The villain this time is Cipher (Charlize Theron), a platinum blonde criminal mastermind (aren’t they all?) with a cunning plan to bring Dominic Toretto (Vin Diesel) back to the dark side. But Letty (Michelle Rodriguez), Hobbs (Dwayne Johnson) and the rest of their ever-expanding crew of wiseass jalopy jockeys have no intention of letting Dom go. He’s family, goddammit!
So begins the obligatory globe-trotting free-for-all, as our heroes abandon their bolthole in Havana and head briefly to Berlin, followed by a wild time on the streets of New York and a sub-smashing showdown in an Arctic shipyard. Of course, there are strays to pick up along the way: Scott Eastwood’s buttoned-up military man, Kurt Russell’s shady government fixer and – gloriously, hilariously – Helen Mirren as Jason Statham’s drawling, nicotine-stained Cockney mum.

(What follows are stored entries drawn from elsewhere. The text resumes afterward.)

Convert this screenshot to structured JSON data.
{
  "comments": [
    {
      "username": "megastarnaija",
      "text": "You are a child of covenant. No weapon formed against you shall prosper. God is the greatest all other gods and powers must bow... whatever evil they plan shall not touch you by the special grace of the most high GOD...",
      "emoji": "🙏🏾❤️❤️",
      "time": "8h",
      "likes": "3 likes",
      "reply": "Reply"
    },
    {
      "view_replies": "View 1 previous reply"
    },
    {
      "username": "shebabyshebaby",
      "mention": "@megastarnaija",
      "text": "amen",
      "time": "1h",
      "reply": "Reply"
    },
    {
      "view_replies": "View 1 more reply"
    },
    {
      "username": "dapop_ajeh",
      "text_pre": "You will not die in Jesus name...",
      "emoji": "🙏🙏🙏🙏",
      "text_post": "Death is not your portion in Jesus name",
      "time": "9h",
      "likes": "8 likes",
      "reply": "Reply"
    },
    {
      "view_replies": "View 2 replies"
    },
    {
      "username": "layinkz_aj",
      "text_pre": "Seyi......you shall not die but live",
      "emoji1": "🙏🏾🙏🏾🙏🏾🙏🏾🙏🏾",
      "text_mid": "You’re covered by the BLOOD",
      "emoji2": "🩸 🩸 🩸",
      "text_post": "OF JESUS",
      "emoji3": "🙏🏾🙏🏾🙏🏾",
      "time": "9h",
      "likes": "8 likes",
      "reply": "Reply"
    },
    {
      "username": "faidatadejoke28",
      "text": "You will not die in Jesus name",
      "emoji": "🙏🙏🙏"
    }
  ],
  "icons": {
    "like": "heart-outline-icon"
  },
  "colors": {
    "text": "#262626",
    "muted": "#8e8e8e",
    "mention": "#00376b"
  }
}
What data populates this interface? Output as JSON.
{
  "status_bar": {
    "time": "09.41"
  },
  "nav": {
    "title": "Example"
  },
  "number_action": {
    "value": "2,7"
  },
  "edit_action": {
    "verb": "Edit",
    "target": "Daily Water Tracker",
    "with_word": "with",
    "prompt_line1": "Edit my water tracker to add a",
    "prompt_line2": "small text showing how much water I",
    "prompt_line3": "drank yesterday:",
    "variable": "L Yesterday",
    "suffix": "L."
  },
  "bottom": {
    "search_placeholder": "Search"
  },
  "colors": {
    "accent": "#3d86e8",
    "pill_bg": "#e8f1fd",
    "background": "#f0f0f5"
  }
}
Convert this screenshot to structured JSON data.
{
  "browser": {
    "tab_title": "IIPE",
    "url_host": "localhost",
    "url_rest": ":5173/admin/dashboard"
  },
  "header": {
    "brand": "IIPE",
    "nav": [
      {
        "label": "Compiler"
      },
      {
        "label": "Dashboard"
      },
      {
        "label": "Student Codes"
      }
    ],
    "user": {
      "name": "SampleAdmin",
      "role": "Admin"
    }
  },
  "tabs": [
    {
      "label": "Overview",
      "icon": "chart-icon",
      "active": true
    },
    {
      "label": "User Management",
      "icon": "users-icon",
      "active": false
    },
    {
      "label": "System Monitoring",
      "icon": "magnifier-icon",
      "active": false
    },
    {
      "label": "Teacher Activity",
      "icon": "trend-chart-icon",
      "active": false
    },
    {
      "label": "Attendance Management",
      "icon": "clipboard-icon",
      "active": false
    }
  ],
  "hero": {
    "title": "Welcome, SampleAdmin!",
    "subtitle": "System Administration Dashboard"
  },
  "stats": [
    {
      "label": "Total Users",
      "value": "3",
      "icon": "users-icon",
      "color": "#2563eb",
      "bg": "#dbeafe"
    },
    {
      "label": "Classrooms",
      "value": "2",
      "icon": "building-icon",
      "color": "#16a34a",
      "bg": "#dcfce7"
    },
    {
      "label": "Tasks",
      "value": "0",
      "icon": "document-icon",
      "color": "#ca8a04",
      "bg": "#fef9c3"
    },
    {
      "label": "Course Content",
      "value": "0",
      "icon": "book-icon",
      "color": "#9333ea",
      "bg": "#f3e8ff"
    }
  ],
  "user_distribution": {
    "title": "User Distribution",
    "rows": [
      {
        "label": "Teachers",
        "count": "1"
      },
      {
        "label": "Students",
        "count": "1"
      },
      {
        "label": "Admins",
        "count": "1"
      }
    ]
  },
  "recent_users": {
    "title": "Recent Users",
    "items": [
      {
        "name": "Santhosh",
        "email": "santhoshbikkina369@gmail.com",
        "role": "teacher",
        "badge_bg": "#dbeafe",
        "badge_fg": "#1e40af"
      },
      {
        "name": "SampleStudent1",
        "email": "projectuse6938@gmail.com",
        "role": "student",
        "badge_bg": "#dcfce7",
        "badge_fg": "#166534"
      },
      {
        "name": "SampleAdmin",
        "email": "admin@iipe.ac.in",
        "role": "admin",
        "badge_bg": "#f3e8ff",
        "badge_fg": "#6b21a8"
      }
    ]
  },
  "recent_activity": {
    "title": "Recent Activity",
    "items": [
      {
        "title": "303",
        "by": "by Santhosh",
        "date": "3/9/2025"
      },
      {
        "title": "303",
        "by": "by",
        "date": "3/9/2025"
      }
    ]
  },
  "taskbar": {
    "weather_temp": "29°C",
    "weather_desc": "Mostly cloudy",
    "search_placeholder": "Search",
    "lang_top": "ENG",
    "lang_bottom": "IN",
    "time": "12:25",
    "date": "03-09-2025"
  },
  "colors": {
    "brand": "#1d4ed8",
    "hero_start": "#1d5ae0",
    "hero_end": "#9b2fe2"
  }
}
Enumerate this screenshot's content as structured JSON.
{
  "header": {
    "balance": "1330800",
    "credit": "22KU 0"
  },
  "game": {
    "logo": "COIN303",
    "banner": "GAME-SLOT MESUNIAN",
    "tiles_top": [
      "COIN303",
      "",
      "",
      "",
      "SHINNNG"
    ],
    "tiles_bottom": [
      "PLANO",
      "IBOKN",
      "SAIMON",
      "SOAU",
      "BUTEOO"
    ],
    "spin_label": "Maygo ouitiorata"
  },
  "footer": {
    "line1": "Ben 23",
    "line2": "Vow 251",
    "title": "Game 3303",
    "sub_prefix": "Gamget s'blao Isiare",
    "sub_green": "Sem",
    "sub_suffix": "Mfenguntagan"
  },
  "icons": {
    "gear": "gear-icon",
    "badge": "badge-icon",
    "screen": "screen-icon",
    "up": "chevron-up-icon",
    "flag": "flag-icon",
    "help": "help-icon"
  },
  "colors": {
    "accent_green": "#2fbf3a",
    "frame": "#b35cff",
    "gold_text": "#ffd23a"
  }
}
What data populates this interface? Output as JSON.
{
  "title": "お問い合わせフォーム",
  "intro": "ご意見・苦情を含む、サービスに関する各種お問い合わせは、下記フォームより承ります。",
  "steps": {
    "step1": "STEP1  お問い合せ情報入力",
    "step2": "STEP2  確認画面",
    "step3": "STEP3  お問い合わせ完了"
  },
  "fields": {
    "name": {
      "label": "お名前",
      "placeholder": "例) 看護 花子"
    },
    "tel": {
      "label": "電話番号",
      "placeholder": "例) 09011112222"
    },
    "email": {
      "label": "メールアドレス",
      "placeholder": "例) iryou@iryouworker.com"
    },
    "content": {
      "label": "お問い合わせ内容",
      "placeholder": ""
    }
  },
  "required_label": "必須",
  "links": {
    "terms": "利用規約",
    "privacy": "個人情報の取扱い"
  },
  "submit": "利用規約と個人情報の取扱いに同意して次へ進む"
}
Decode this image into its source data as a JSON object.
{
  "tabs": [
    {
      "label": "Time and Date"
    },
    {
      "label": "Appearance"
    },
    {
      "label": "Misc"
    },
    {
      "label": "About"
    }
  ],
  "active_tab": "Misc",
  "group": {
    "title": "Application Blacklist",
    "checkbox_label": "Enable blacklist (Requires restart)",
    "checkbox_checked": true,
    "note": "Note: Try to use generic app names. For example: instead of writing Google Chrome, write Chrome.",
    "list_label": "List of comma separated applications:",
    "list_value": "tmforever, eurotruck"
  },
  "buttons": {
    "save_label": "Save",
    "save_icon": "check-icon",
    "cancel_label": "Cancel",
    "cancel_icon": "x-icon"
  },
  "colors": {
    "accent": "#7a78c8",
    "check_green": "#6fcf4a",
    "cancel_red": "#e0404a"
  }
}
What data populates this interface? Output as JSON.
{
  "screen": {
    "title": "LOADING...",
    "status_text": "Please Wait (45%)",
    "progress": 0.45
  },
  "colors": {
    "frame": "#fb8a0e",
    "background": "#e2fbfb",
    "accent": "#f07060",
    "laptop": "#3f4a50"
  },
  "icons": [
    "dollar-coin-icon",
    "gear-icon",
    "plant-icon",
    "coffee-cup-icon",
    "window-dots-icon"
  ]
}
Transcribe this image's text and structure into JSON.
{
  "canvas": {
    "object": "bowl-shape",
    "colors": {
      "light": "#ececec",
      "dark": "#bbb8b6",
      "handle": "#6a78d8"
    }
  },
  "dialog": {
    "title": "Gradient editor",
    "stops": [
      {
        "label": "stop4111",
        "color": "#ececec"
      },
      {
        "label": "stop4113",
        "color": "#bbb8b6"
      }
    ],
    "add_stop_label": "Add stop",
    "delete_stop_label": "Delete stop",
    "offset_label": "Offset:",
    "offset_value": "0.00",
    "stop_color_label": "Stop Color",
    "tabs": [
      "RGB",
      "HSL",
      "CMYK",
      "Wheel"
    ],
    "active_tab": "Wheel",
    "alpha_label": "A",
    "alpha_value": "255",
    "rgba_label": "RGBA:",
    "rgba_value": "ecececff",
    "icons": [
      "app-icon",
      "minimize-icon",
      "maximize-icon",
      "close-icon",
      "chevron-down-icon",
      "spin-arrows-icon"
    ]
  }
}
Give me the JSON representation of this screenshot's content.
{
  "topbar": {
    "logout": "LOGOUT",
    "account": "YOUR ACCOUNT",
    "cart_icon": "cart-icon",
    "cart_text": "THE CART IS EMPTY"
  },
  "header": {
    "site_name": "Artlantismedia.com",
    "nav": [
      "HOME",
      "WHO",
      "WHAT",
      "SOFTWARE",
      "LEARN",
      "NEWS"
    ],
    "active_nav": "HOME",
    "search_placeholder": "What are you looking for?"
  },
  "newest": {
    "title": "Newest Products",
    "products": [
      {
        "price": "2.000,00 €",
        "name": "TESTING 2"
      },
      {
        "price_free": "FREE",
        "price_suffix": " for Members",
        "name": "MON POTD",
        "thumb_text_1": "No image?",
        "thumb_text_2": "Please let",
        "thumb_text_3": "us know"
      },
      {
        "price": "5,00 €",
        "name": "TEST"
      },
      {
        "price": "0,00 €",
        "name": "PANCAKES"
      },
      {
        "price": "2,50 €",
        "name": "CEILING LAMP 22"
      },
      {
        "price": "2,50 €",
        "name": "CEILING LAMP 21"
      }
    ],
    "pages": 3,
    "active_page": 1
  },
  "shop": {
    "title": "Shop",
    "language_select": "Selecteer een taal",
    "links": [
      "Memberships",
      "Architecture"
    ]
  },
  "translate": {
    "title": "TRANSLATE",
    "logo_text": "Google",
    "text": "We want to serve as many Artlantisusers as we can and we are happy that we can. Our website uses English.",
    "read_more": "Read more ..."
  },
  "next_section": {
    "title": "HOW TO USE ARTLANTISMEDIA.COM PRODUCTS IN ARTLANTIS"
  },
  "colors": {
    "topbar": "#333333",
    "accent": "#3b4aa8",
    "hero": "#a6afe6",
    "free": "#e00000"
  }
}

The action scenes are competently handled by ‘Straight Outta Compton’ director F Gary Gray: there’s nothing here to rival the tactile intensity of series peak ‘Fast Five’, though the New York sequence has its share of OTT grip-the-handrest moments. Overall, there’s a sense that ‘Fast and Furious 8’ knows exactly where it wants to go and won’t bust a gasket getting there: you might ask for a little more character work here, a few more plot surprises there, but on the whole this rattles along just fine.